How KgCoOp Uses Knowledge‑Guided Context Optimization to Prevent Prompt Tuning Forgetting
The article analyzes why standard prompt tuning (CoOp) causes catastrophic forgetting in visual‑language models, introduces the KgCoOp framework that adds a knowledge‑guided loss to regularize prompts, and shows through extensive experiments on 11 benchmarks that KgCoOp improves unseen‑class accuracy, harmonic mean, and efficiency while discussing trade‑offs and limitations.
Background
Visual‑language models (VLMs) such as CLIP are trained on massive image‑text pairs and can recognize classes that were never explicitly seen during training. When these models are adapted to downstream tasks via Prompt Tuning—specifically Context Optimization (CoOp)—they become specialists on the base classes but inevitably sacrifice the original, generic knowledge, a problem known as the Base‑to‑New generalization dilemma.

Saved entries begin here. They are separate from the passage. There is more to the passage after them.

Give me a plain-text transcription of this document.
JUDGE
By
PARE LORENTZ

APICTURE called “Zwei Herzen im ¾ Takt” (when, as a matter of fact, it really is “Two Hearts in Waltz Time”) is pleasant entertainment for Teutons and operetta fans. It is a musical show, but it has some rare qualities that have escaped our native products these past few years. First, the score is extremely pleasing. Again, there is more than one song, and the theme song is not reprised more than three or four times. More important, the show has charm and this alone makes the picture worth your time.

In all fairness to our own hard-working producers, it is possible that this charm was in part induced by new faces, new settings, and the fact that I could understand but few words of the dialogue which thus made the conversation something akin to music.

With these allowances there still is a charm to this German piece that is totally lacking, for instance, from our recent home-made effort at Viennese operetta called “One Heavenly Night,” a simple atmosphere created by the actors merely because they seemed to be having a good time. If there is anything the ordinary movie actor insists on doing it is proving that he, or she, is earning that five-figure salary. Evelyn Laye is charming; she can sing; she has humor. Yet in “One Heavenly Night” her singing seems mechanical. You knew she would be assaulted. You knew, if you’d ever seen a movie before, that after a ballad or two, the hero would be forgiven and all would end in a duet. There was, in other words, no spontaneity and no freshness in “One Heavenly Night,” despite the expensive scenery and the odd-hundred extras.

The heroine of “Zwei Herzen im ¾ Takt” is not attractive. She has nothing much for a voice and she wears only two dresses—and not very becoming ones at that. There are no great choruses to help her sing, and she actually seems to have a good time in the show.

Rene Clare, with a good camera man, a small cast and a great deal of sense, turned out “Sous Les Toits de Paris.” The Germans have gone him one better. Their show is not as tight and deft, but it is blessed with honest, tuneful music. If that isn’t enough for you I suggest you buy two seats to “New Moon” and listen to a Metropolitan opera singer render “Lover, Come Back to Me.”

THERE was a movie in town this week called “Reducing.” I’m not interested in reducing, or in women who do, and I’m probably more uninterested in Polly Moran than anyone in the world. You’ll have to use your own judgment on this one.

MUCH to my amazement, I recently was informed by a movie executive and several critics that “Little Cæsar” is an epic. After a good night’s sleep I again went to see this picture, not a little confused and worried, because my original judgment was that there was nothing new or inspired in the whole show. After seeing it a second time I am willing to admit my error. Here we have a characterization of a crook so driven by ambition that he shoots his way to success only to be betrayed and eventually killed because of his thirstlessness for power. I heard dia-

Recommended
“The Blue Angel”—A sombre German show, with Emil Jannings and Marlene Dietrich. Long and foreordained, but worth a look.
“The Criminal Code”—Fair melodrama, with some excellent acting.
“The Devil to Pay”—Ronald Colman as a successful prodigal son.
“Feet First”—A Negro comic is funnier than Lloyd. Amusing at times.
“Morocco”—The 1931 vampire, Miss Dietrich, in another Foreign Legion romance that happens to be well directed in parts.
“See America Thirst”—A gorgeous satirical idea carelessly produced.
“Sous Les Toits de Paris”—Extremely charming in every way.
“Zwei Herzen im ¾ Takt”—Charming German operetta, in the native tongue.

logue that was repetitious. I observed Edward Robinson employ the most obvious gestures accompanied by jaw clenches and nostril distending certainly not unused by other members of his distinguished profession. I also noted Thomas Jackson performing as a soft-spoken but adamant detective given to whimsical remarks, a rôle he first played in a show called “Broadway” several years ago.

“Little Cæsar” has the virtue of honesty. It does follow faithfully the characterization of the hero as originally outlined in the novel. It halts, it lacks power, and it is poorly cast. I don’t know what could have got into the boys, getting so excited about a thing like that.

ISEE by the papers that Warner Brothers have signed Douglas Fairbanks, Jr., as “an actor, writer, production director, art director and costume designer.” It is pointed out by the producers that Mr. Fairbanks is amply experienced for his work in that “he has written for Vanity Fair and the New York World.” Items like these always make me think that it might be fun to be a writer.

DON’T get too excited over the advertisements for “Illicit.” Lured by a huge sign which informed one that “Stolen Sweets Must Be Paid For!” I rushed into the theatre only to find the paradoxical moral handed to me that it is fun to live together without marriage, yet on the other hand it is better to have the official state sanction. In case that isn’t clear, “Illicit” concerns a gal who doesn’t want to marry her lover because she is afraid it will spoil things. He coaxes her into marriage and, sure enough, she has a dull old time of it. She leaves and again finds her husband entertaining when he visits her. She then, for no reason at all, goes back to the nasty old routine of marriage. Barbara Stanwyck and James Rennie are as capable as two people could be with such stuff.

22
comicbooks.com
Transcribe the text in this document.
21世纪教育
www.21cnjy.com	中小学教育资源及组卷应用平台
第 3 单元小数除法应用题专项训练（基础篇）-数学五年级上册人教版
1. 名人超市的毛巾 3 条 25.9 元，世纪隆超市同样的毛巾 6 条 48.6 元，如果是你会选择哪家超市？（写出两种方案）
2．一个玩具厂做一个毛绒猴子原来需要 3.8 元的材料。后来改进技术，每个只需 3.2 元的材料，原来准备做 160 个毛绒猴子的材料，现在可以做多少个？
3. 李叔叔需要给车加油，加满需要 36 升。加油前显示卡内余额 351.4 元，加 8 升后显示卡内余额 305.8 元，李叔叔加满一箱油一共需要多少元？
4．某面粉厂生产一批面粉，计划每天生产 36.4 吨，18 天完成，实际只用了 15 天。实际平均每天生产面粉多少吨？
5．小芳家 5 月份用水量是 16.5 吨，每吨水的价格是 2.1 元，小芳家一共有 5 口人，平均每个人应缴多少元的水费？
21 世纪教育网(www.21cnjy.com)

Why CoOp Fails on Unseen Classes
CoOp replaces hand‑crafted templates (e.g., "a photo of a [Class]") with learnable context vectors, boosting performance on the base (seen) categories. However, with only a few labeled samples the model learns prompts that are discriminative for those categories alone, drifting far from the original CLIP prompt. Empirical data across 11 benchmarks reveal that standard CoOp raises base accuracy while dropping new‑class performance below the zero‑shot baseline.
The larger the Euclidean distance between the learned prompt and the hand‑crafted prompt, the more severe the degradation on unseen classes.
KgCoOp: Knowledge‑Guided Context Optimization
KgCoOp introduces a knowledge‑guided loss L_{kg} that minimizes the Euclidean distance between the fine‑tuned prompt embedding w_i^{coop} and the original CLIP prompt embedding w_i^{clip}. The overall training objective becomes: L = L_{ce} + \lambda \cdot L_{kg}, where L_{ce} is the standard cross‑entropy loss and \lambda balances the new constraint.
By pulling the learned prompt toward the CLIP anchor, KgCoOp forces the model to retain the generic pre‑training features while still adapting to the target task.
Experimental Setup
KgCoOp is evaluated on eleven diverse image‑classification benchmarks (ImageNet, Caltech101, OxfordPets, StanfordCars, Flowers102, Food101, FGVCAircraft, EuroSAT, UCF101, DTD, SUN397) using ResNet‑50 and ViT‑B/16 backbones under a 16‑shot setting.
Results
KgCoOp achieves the highest harmonic mean across all settings. Compared with standard CoOp, KgCoOp improves new‑class accuracy by 5.61 % (ViT‑B/16, 16‑shot) and outperforms CoCoOp by 1.91 %. It also surpasses ProGrad on new classes while keeping comparable base performance.
In domain‑generalization experiments (ImageNet‑V2, Sketch, A, R), KgCoOp consistently yields the best unseen‑class scores.
Efficiency and Compatibility
Computing the Euclidean distance adds negligible overhead. KgCoOp’s throughput reaches 6 M samples / s, far faster than CoCoOp (≈26× slower) and ProGrad (≈22 ms / image). The L_{kg} constraint can be plugged into other prompt‑tuning frameworks; adding it to CoCoOp and ProGrad raises their new‑class accuracy and harmonic mean.
Ablation Studies
λ sensitivity: Performance peaks at \lambda = 8.0. Larger values over‑constrain the prompt, reducing base‑class accuracy.
Context length M: Increasing the number of context tokens from 4 to 8 yields consistent gains on both base and new classes.
Limitations
Stronger L_{kg} improves unseen‑class scores but can slightly depress base‑class performance, reflecting a trade‑off between stability and adaptability. Selecting an appropriate \lambda adds an extra hyper‑parameter tuning burden.
Conclusion
KgCoOp provides a lightweight, geometry‑based regularization that mitigates catastrophic forgetting in prompt tuning, delivering a practical balance between task‑specific accuracy and zero‑shot generalization while remaining computationally efficient and compatible with existing frameworks.